Aerin ate several of the mik-bars herself before dusk fell and she could slip privately out of the castle by the narrow back staircase that no one else used, and into the largest of the royal barns where the horses of the first circle were kept. She liked to pretend that the ever observant men and women of the horse, the sofor, did not notice her every time she crept in at some odd hour to visit Talat. Anyone else of the royal blood could be sure of not being seen, had they wished to be unseen; Aerin could only tiptoe through the shadows, when there were shadows, and keep her voice down; and yet she knew she was simply recognized and permitted to pass. The sofor accepted that when she came thus quietly she wished to be left alone, and they respected her wishes; and Hornmar, the king’s own groom, was her friend. All the sofor knew what she had done for Talat, so the fact that they were being kind by ignoring her hurt her less than similar adaptations to the first sol’s deficiencies did elsewhere in the royal court.
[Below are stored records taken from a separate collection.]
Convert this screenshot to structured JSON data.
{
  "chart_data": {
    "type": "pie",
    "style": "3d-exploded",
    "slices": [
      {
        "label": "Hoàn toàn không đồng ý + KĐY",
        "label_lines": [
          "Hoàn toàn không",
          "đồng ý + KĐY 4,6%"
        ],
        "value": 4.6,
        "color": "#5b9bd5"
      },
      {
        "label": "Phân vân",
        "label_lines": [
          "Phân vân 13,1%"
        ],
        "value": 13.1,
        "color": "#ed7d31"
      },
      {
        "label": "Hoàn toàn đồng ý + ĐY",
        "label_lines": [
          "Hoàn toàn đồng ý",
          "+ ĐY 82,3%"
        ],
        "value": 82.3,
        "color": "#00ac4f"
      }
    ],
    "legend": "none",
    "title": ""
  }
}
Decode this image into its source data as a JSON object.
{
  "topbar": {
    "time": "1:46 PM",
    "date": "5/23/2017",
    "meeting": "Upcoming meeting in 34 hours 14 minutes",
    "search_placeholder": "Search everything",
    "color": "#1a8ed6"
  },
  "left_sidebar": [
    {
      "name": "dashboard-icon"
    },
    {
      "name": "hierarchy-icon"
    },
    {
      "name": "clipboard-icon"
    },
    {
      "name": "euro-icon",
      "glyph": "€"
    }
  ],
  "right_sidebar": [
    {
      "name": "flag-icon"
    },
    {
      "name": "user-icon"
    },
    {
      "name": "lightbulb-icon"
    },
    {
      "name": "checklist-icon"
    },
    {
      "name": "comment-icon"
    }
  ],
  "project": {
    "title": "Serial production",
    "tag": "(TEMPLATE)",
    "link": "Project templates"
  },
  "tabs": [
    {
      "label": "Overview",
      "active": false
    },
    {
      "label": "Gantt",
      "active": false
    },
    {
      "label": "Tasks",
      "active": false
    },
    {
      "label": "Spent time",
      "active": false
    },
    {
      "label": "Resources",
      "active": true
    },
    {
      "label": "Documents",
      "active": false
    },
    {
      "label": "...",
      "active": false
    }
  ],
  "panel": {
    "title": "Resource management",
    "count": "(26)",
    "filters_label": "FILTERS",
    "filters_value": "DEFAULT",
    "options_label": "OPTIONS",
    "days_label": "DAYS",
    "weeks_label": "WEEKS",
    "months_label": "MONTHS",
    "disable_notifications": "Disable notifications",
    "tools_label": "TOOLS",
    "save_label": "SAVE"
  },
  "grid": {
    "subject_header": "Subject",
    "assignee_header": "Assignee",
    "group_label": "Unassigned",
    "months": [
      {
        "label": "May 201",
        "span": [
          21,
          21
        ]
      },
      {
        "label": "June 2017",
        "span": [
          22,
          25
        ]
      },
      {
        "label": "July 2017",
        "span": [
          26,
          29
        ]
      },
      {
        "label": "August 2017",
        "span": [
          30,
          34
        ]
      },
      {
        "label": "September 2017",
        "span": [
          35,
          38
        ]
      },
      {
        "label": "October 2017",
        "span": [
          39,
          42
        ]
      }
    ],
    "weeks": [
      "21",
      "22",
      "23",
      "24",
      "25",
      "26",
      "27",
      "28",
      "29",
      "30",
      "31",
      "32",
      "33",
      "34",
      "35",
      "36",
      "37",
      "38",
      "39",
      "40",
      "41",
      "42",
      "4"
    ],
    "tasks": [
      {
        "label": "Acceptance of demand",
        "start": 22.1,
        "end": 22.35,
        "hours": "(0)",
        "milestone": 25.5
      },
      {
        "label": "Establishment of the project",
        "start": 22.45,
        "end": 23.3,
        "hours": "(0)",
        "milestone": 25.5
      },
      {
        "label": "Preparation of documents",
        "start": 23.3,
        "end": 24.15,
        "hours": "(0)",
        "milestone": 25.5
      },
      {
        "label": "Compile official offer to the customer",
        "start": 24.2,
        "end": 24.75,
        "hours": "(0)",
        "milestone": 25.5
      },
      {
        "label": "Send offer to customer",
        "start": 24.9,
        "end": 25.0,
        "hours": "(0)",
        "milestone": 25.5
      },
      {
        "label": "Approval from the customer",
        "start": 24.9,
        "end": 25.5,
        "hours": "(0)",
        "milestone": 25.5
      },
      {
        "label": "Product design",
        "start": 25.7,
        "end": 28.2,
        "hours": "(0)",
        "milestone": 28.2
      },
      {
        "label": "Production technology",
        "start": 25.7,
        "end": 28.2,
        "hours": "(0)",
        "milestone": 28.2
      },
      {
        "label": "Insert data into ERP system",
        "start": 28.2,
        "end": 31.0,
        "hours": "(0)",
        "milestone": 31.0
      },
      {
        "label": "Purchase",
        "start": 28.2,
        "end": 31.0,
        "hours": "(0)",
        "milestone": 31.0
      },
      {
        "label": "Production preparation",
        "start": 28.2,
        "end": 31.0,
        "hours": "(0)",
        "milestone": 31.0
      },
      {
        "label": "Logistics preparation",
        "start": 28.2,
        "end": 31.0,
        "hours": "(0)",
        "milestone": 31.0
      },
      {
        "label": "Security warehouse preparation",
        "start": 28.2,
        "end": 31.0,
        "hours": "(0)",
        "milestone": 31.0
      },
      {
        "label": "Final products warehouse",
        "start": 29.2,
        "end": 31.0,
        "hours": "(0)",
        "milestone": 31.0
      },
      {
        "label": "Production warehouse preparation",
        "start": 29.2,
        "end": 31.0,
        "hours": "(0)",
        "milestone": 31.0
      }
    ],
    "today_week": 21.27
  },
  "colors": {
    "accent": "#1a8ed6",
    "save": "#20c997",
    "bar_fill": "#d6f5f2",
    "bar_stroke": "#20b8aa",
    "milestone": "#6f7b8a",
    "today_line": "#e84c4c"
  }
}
Talat had been wondering what had become of her for almost two days, and she had to feed him the last three milk-bars before he forgave her; and then he snuffled her all over, partly to make sure she was not hiding anything else he might eat, partly to make sure she had in fact returned to him. He rubbed his cheek mournfully along her sleeve and rolled a reproachful eye.

Talat was nearly as old as she was; he had been her father’s horse when she was small. She remembered the dark grey horse with the shining black dapples on his shoulders and flanks, and the hot dark eye. The king’s trappings had looked particularly well on him: red reins and cheekpieces, a red skirt to the saddle, and a wide red breastplate with a gold leaf embroidered on it; the surka leaf, the king’s emblem, for only one of the royal blood could touch the leaves of the surka plant and not die of its sap.

He was almost white now. All that remained of his youth were a few black hairs in his mane and tail, and the black tips of his ears.